Dani Shapiro
May 18, 2011

On Writing in the Dark

It happens without fail in every class I teach.  At least one student will come up to me and ask for advice about submitting a partially-completed manuscript of his or her novel, or memoir, or collection of stories to an agent or a publisher.  These students want to get going.  They want to be launched, secure, validated.  They’re desperate to be on their way.  And I understand this.  Oh, I understand it perfectly.  I was once exactly that person: impatient, hungry, with so much to prove to myself, my family, the world.  I wanted a crystal ball.  I wanted to know that it was all going to work out for me, that those solitary years I had spent laying down words on the page, then erasing them, then laying them down again, weaving and unweaving sentences like Penelope on her loom, would not have been spent in vain.  When I was in graduate school, I set for myself an entirely unreasonable goal, which was a book contract for my first novel before graduation.

I achieved that goal.

And though this is going to be hard to believe, if I could re-write my own literary history, I wish I’d waited a while.  The truth (and I can say this now, from the hard wisdom that twenty years of retrospect brings) is that I wasn’t ready.  My manuscript wasn’t ready.  And even though it seemed like wonderful news at the time, the publication of my first novel at the age of twenty-seven was not in fact the best thing that could have happened to me.

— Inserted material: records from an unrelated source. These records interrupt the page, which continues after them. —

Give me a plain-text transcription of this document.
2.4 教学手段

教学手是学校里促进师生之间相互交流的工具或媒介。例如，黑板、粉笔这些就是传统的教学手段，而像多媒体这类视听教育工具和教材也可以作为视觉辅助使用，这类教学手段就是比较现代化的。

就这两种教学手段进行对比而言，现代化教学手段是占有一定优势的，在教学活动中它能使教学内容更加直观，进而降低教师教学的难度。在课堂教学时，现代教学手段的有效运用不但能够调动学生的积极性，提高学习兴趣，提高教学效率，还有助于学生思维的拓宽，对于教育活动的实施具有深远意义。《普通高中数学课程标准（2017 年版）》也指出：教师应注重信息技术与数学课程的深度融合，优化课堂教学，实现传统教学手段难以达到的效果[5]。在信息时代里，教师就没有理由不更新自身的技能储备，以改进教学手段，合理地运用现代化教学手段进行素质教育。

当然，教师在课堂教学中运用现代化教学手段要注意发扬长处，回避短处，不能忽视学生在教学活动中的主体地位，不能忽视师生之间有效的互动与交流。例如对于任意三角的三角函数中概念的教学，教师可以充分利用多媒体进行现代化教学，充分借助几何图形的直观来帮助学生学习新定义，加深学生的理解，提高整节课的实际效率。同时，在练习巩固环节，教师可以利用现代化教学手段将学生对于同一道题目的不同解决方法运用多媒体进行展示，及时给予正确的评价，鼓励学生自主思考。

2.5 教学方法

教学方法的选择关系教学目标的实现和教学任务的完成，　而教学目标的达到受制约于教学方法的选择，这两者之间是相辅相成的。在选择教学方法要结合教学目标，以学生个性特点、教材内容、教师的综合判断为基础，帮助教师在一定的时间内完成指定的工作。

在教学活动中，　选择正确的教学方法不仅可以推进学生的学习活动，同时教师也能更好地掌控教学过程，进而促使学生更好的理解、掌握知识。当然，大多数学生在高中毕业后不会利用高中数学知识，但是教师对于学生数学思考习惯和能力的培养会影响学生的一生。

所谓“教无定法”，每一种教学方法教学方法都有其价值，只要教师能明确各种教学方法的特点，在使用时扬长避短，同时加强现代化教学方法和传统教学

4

I needed more time in the dark.

I envy my students now who are working on first books.  No one has told them who they are or what kind of books they write.  They can’t troll the internet for reviews or commentary about themselves.  In the dark, they are free to grow, blooming like midnight plants.  Even though it’s not always comfortable, that darkness is the best possible place a writer can live.  There are no expectations, no definitions.  No summing up of oeuvres.  Who are you?  What makes you tick?  What are your obsessions?  In what recesses of your psyche will you find your voice?  The line of words on the page, that weaving and unweaving, is your only answer.

Writers spend our lives trying to get back to that dark place.  We have tricks and tools.  We shut down the internet, turn off our phones.  We pack ourselves off to secluded cabins in the woods.  But there is really only one opportunity to write in complete darkness, and it’s a shame to waste it.  Of course we’re all impatient and ambitious and hungry, so hungry.  But for what?  Believe me, the light isn’t all its cracked up to be.  Stay in the dark as long as you can, friends.  You’ll be amazed by what you find there.